• Borax Hot Springs is a geological phenomenon of the Alvord Basin
• Slightly alkaline water is extremely friendly to thermophilic microbes
A geological phenomenon of southeastern Oregon, Borax Hot Springs is one of the three main geothermal springs of the Alvord Basin. Belonging to the same fault zone, Alvord and Mickey Hot Springs are located 2 and 4 miles north of Borax Hot Springs accordingly. All of those hot springs occur within the valley bounded by rotational fault blocks of Steens and Pueblo Mountains on the west and the Sheepshead and Trout Creek Mountains on the east. Borax Lake, numerous hot springs, and vents are aligned exactly along the active fault line.
The 10-acre Borax Lake, also known as Hot Lake, is created by a powerful spring's flow of the southernmost hot springs outlet that sits deep, 100 feet (32 m) below the lake's surface. The temperature of geothermal springs outflow ranges between 104 and 300°F (40-140°C). The temperature of the lake itself can vary between 61°F and 100°F (16-38°C). Borax Lake overflow nurtures Little Borax Lake.
Near the lake, there are rusting ruins of the steel vats, the old Borax workstation where borax was extracted and hauled by a mule train to Winnemucca, Nevada.
A commercial borax production was opened by Charles Taylor and John Fulton in 1898. Those two men moved their business from the Black Rock Desert in Nevada to Hot Lake in Oregon. They built two steel vats and hired 30 Chinese workers. Sodium borate from the desert surface was mixed with the water from the hottest lake's center; also, sulphuric acid as a precipitating agent was added. The mixture in the vats was heated to the boiling point. Later, when the solution cooled, the pure crystalline borax was formed.
In 1907, the quality of sodium borate near the lake's deposit was declined and borax productions were ceased. Finally, the business was closed.

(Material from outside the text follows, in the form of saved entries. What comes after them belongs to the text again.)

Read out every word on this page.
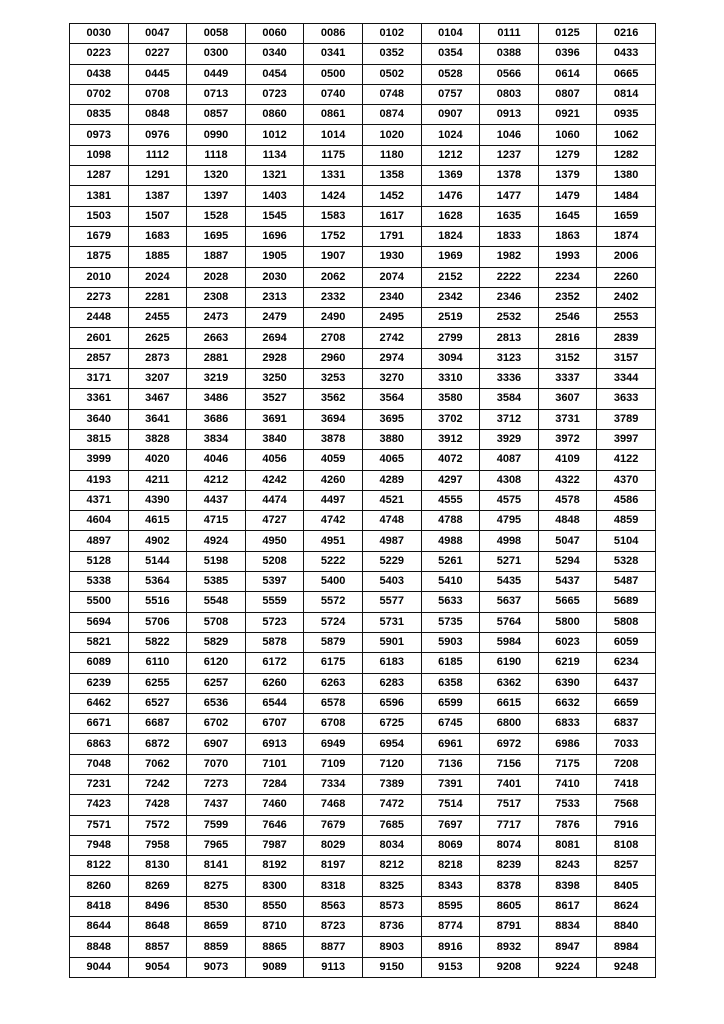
0030	0047	0058	0060	0086	0102	0104	0111	0125	0216
0223	0227	0300	0340	0341	0352	0354	0388	0396	0433
0438	0445	0449	0454	0500	0502	0528	0566	0614	0665
0702	0708	0713	0723	0740	0748	0757	0803	0807	0814
0835	0848	0857	0860	0861	0874	0907	0913	0921	0935
0973	0976	0990	1012	1014	1020	1024	1046	1060	1062
1098	1112	1118	1134	1175	1180	1212	1237	1279	1282
1287	1291	1320	1321	1331	1358	1369	1378	1379	1380
1381	1387	1397	1403	1424	1452	1476	1477	1479	1484
1503	1507	1528	1545	1583	1617	1628	1635	1645	1659
1679	1683	1695	1696	1752	1791	1824	1833	1863	1874
1875	1885	1887	1905	1907	1930	1969	1982	1993	2006
2010	2024	2028	2030	2062	2074	2152	2222	2234	2260
2273	2281	2308	2313	2332	2340	2342	2346	2352	2402
2448	2455	2473	2479	2490	2495	2519	2532	2546	2553
2601	2625	2663	2694	2708	2742	2799	2813	2816	2839
2857	2873	2881	2928	2960	2974	3094	3123	3152	3157
3171	3207	3219	3250	3253	3270	3310	3336	3337	3344
3361	3467	3486	3527	3562	3564	3580	3584	3607	3633
3640	3641	3686	3691	3694	3695	3702	3712	3731	3789
3815	3828	3834	3840	3878	3880	3912	3929	3972	3997
3999	4020	4046	4056	4059	4065	4072	4087	4109	4122
4193	4211	4212	4242	4260	4289	4297	4308	4322	4370
4371	4390	4437	4474	4497	4521	4555	4575	4578	4586
4604	4615	4715	4727	4742	4748	4788	4795	4848	4859
4897	4902	4924	4950	4951	4987	4988	4998	5047	5104
5128	5144	5198	5208	5222	5229	5261	5271	5294	5328
5338	5364	5385	5397	5400	5403	5410	5435	5437	5487
5500	5516	5548	5559	5572	5577	5633	5637	5665	5689
5694	5706	5708	5723	5724	5731	5735	5764	5800	5808
5821	5822	5829	5878	5879	5901	5903	5984	6023	6059
6089	6110	6120	6172	6175	6183	6185	6190	6219	6234
6239	6255	6257	6260	6263	6283	6358	6362	6390	6437
6462	6527	6536	6544	6578	6596	6599	6615	6632	6659
6671	6687	6702	6707	6708	6725	6745	6800	6833	6837
6863	6872	6907	6913	6949	6954	6961	6972	6986	7033
7048	7062	7070	7101	7109	7120	7136	7156	7175	7208
7231	7242	7273	7284	7334	7389	7391	7401	7410	7418
7423	7428	7437	7460	7468	7472	7514	7517	7533	7568
7571	7572	7599	7646	7679	7685	7697	7717	7876	7916
7948	7958	7965	7987	8029	8034	8069	8074	8081	8108
8122	8130	8141	8192	8197	8212	8218	8239	8243	8257
8260	8269	8275	8300	8318	8325	8343	8378	8398	8405
8418	8496	8530	8550	8563	8573	8595	8605	8617	8624
8644	8648	8659	8710	8723	8736	8774	8791	8834	8840
8848	8857	8859	8865	8877	8903	8916	8932	8947	8984
9044	9054	9073	9089	9113	9150	9153	9208	9224	9248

At the time of its commercial use, the lake and surrounding area acquired a new name - Borax Lake.
Unique Profile of Borax Hot Springs & Borax Lake
The unique nature of the geothermal ecosystem and mineralizing environment with great sodium borate (borax) deposits in the soil is driving researchers to the Borax Lake. Many ecological, geochemical, geological, paleontological, mineralogical, and hydrological studies have been done. Surveys of aquatic invertebrates and geothermal microbes have been taken in the lake and the adjacent hot springs.
Scientists have monitored the population of the rare and endangered species of the Borax Lake chub found near the shore; the chub prefers the cooler temperature - around 85°F. This miraculous cyprinid fish survived and evolved within the last 10,000 years in extreme environments and can be found in Borax Lake and Lower Borax Lake only.
The pH of the Borax water ranges between neutral and slightly alkaline which is extremely friendly to thermophilic microbes. The thermophiles are distributed on a temperature basis and the ratio of chlorophyll and carotenoids creating colorful edges of the thermal pools. Read more about a variety of pigmented bacteria of the microbial mats in the hot springs.
In 1993, The Nature Conservancy bought 160-acre private land including Borax Lake to save endangered species of the Borax Lake chub, as well as the fragile and unique geothermal ecosystem. Currently, the area is managed by The Nature Conservancy, BLM, and the Oregon Department of Fish and Wildlife. Due to Borax Lake being a biological preserve, only foot traffic is allowed after the second gate.
Visitors or tourists can visit this site, however, swimming in the lake and soaking in the hot springs are forbidden due to health hazards and to preserve this exceptional and delicate ecosystem.
Cautions: The scalding temperatures, steam, and fragile ground surface - all of those make this place unsafe. The posted signs warn about the dangers of the area. Watch your step, the thin ground surface could break under your weight and expose you to boiling water.
Camping & Lodging
Camping isn't allowed within Borax Lake & Hot Springs area. Primitive camping is available at Mann Lake and Alvord Playa. Alvord Hot Springs offer accommodation options including camp sites and bunkhouses.
Borax Lake Hot Springs | Facts
Managed by: BLM
Distance from parking: 0.5 miles
Road Access: High-clearance vehicles, the road can be inaccessible during wet weather
Day-use fees: None
Elevation: 4,070 ft (1,240 m)
Borax Hot Springs and Borax Lake are located:
- 7 miles north of Fields
- 116 miles south of Burns
- 421 miles southeast of Portland.
Directions to Borax Hot Springs
- Travel north 1.4 miles to the junction of Highway 205 and Fields-Denio Road (Folly Farm Road or East Steens Road)
- From the junction, bear right and go 0.25 miles to the power substation
- Turn right just after the power substation and follow the dirt road which parallels the power lines for about 2 miles
- Turn left and continue 0.9 miles to the first gate - open and close the gate.
- Go next 0.5 miles to the second gate.
From this point, the road is closed to all motor vehicles. Park your car and walk 0.5 miles to Borax Lake. Borax Hot Springs are located northwest of Borax Lake.